Administração municipal tenta suprir necessidades mais urgentes; segunda-feira acontecerá nova reunião para avaliar a situação
Nova Prata – O cenário no interior do município é preocupante: açudes secando, peixes morrendo, animais com pouca alimentação, reservatórios vazios, perdas na cultura milho chegam quase ao total da área cultivada e na soja, caso não chova nos próximos dias, também corre o risco de perda total. O forte calor agrava ainda mais a situação do gado leiteiro que chega a consumir 1,5 mil litros de água por dia.

Na quinta-feira, 09, visitamos as comunidades de São Luiz, Oitaveta e Linha Sétima. Em diferentes proporções, todos os agricultores contabilizam as perdas. Na propriedade de Ivo Roque Prescendo, o nível da água do açude baixou tanto que os peixes morreram. A perda foi de mais de 200 quilos. A plantação de milho em seis hectares não recupera, mesmo se chover nos próximos dias; a de soja ainda tem alguma chance, mas não com a mesma produtividade.

Para Marilda Rodrigues, a situação é ainda pior: no pequeno reservatório falta água há cinco dias. A situação foi amenizada pela água levada por servidores municipais, ação que foi repetida em poucos dias.

Zélia Cappelaro Minozzo, que reside na comunidade São Luiz há 40 anos, diz que há mais de três décadas não via uma estiagem nesta proporção. A falta da chuva provoca prejuízos no cultivo do milho, da soja e das pastagens.

Nos oito hectares de milho cultivados por Jones Stella, a perda chega a 100%. Estando em fase de enchimentos dos grãos, não tem mais solução.
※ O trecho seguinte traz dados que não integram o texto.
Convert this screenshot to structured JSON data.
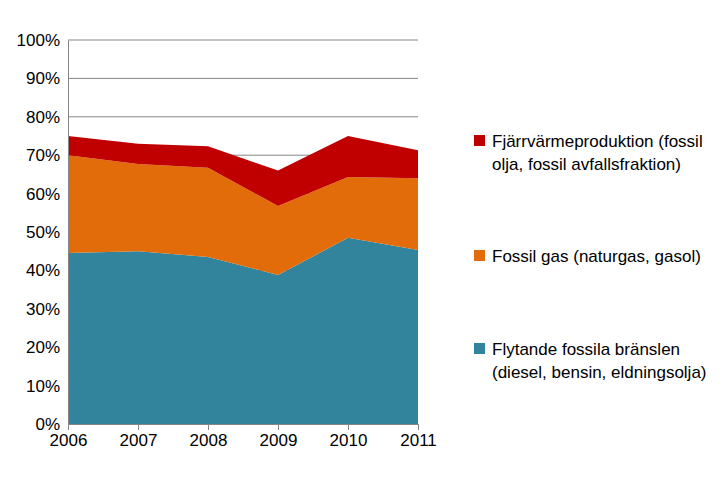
{
  "chart_data": {
    "type": "area",
    "stacked": true,
    "grid": true,
    "legend": "right",
    "x": [
      2006,
      2007,
      2008,
      2009,
      2010,
      2011
    ],
    "xlim": [
      2006,
      2011
    ],
    "xticks": [
      2006,
      2007,
      2008,
      2009,
      2010,
      2011
    ],
    "ylim": [
      0,
      100
    ],
    "yticks": [
      {
        "value": 0,
        "label": "0%"
      },
      {
        "value": 10,
        "label": "10%"
      },
      {
        "value": 20,
        "label": "20%"
      },
      {
        "value": 30,
        "label": "30%"
      },
      {
        "value": 40,
        "label": "40%"
      },
      {
        "value": 50,
        "label": "50%"
      },
      {
        "value": 60,
        "label": "60%"
      },
      {
        "value": 70,
        "label": "70%"
      },
      {
        "value": 80,
        "label": "80%"
      },
      {
        "value": 90,
        "label": "90%"
      },
      {
        "value": 100,
        "label": "100%"
      }
    ],
    "series": [
      {
        "name": "Flytande fossila bränslen (diesel, bensin, eldningsolja)",
        "color": "#31849b",
        "values": [
          44.5,
          45,
          43.5,
          38.8,
          48.5,
          45.3
        ]
      },
      {
        "name": "Fossil gas (naturgas, gasol)",
        "color": "#e36c0a",
        "values": [
          25.5,
          22.7,
          23.2,
          18,
          15.8,
          18.7
        ]
      },
      {
        "name": "Fjärrvärmeproduktion (fossil olja, fossil avfallsfraktion)",
        "color": "#c00000",
        "values": [
          5,
          5.3,
          5.6,
          9.2,
          10.7,
          7.3
        ]
      }
    ]
  }
}
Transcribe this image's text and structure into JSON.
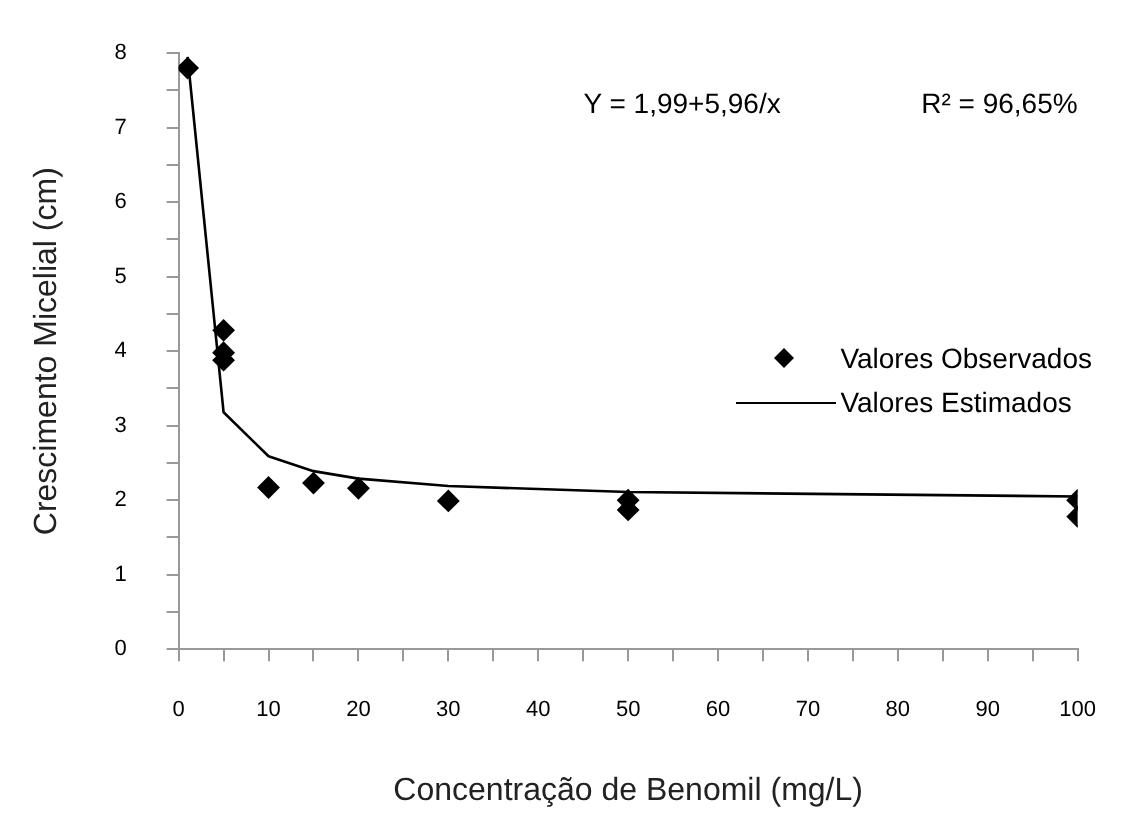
{
  "chart_data": {
    "type": "scatter",
    "xlabel": "Concentração de Benomil (mg/L)",
    "ylabel": "Crescimento Micelial (cm)",
    "annotations": [
      "Y = 1,99+5,96/x",
      "R² = 96,65%"
    ],
    "series": [
      {
        "name": "Valores Observados",
        "type": "scatter",
        "color": "#000000",
        "marker": "diamond",
        "x": [
          1,
          5,
          5,
          5,
          10,
          15,
          20,
          30,
          50,
          50,
          100,
          100
        ],
        "values": [
          7.8,
          4.28,
          3.98,
          3.88,
          2.17,
          2.23,
          2.16,
          1.99,
          2.0,
          1.87,
          2.0,
          1.78
        ]
      },
      {
        "name": "Valores Estimados",
        "type": "line",
        "color": "#000000",
        "marker": "none",
        "x": [
          1,
          5,
          10,
          15,
          20,
          30,
          50,
          100
        ],
        "values": [
          7.95,
          3.18,
          2.59,
          2.39,
          2.29,
          2.19,
          2.11,
          2.05
        ]
      }
    ],
    "xlim": [
      0,
      100
    ],
    "xticks": [
      0,
      {
        "value": 5,
        "label": null
      },
      10,
      {
        "value": 15,
        "label": null
      },
      20,
      {
        "value": 25,
        "label": null
      },
      30,
      {
        "value": 35,
        "label": null
      },
      40,
      {
        "value": 45,
        "label": null
      },
      50,
      {
        "value": 55,
        "label": null
      },
      60,
      {
        "value": 65,
        "label": null
      },
      70,
      {
        "value": 75,
        "label": null
      },
      80,
      {
        "value": 85,
        "label": null
      },
      90,
      {
        "value": 95,
        "label": null
      },
      100
    ],
    "ylim": [
      0,
      8
    ],
    "yticks": [
      0,
      {
        "value": 0.5,
        "label": null
      },
      1,
      {
        "value": 1.5,
        "label": null
      },
      2,
      {
        "value": 2.5,
        "label": null
      },
      3,
      {
        "value": 3.5,
        "label": null
      },
      4,
      {
        "value": 4.5,
        "label": null
      },
      5,
      {
        "value": 5.5,
        "label": null
      },
      6,
      {
        "value": 6.5,
        "label": null
      },
      7,
      {
        "value": 7.5,
        "label": null
      },
      8
    ],
    "grid": false,
    "legend": "right"
  }
}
Alexandre Miglioretto analisa a situação dos seus seis hectares de soja: “as bases da planta estão começando a secar e, se não chover logo, a perda será quase total”.
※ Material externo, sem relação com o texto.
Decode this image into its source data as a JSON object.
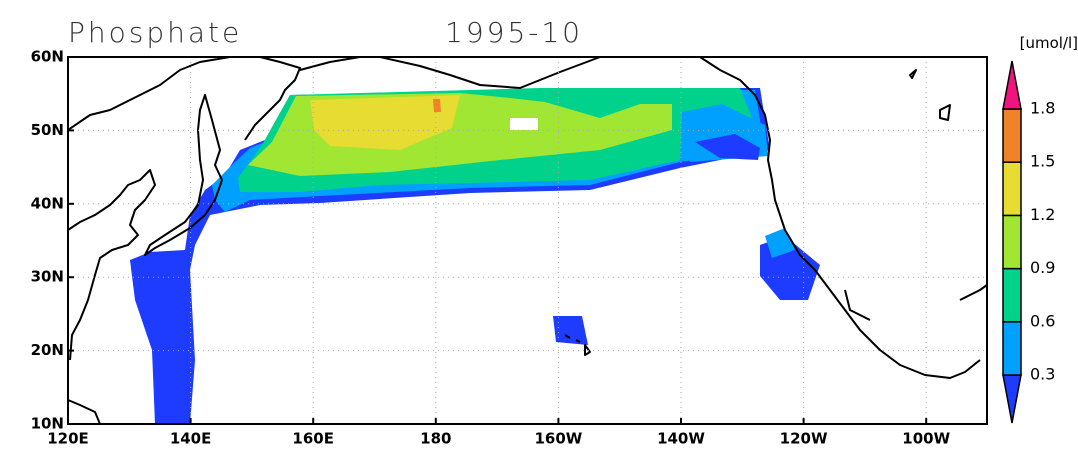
{
  "title": "Phosphate",
  "date": "1995-10",
  "axes": {
    "lat": [
      "10N",
      "20N",
      "30N",
      "40N",
      "50N",
      "60N"
    ],
    "lon": [
      "120E",
      "140E",
      "160E",
      "180",
      "160W",
      "140W",
      "120W",
      "100W"
    ]
  },
  "colorbar": {
    "unit": "[umol/l]",
    "levels": [
      0.3,
      0.6,
      0.9,
      1.2,
      1.5,
      1.8
    ],
    "colors": [
      "#1e3cff",
      "#00a0ff",
      "#00d28c",
      "#a0e632",
      "#e6dc32",
      "#f08228",
      "#f0147f"
    ]
  }
}
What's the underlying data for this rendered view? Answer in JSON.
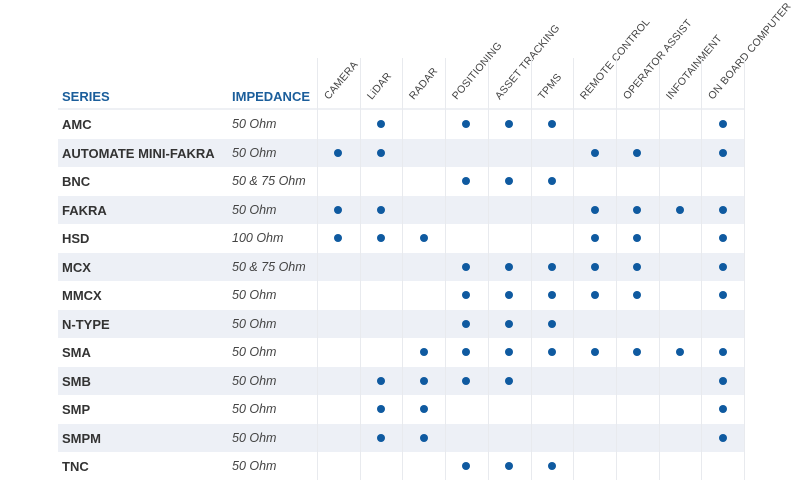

Para César Canale, o agricultor tem que ser forte para não sucumbir ao desânimo. Ele e a família plantaram 9 hectares de milho e mais de 30 de soja e possuem 50 reses leiteiras.

– Quem tem água para o gado, pode se considerar abençoado. Nós estamos usando a silagem de 2018 e 2019 para alimentar os animais. Então, o reflexo vai acontecer mais tarde, quando deveríamos ter a alimentação estocada em 2020, nesta safra – comenta.
Canale traz uma informação alarmante: durante o mês de dezembro de 2019, choveu apenas 30% do volume considerado mínimo para a agricultura: 100 ml. Em janeiro, choveu apenas 20ml na virada do ano. Este é o momento crítico para as lavouras quando inicia o período de floração.

Secretaria Municipal da Agricultura e Abastecimento e Bombeiros tentam suprir necessidades essenciais. Emater avalia situação e emite laudos

A administração municipal, através da Secretaria Municipal de Agricultura e Abastecimento, está trabalhando com máquinas para desassorear fontes, levando água potável a algumas famílias em situação crítica e os bombeiros voluntários de Nova Prata estão abastecendo os reservatórios centrais das comunidades.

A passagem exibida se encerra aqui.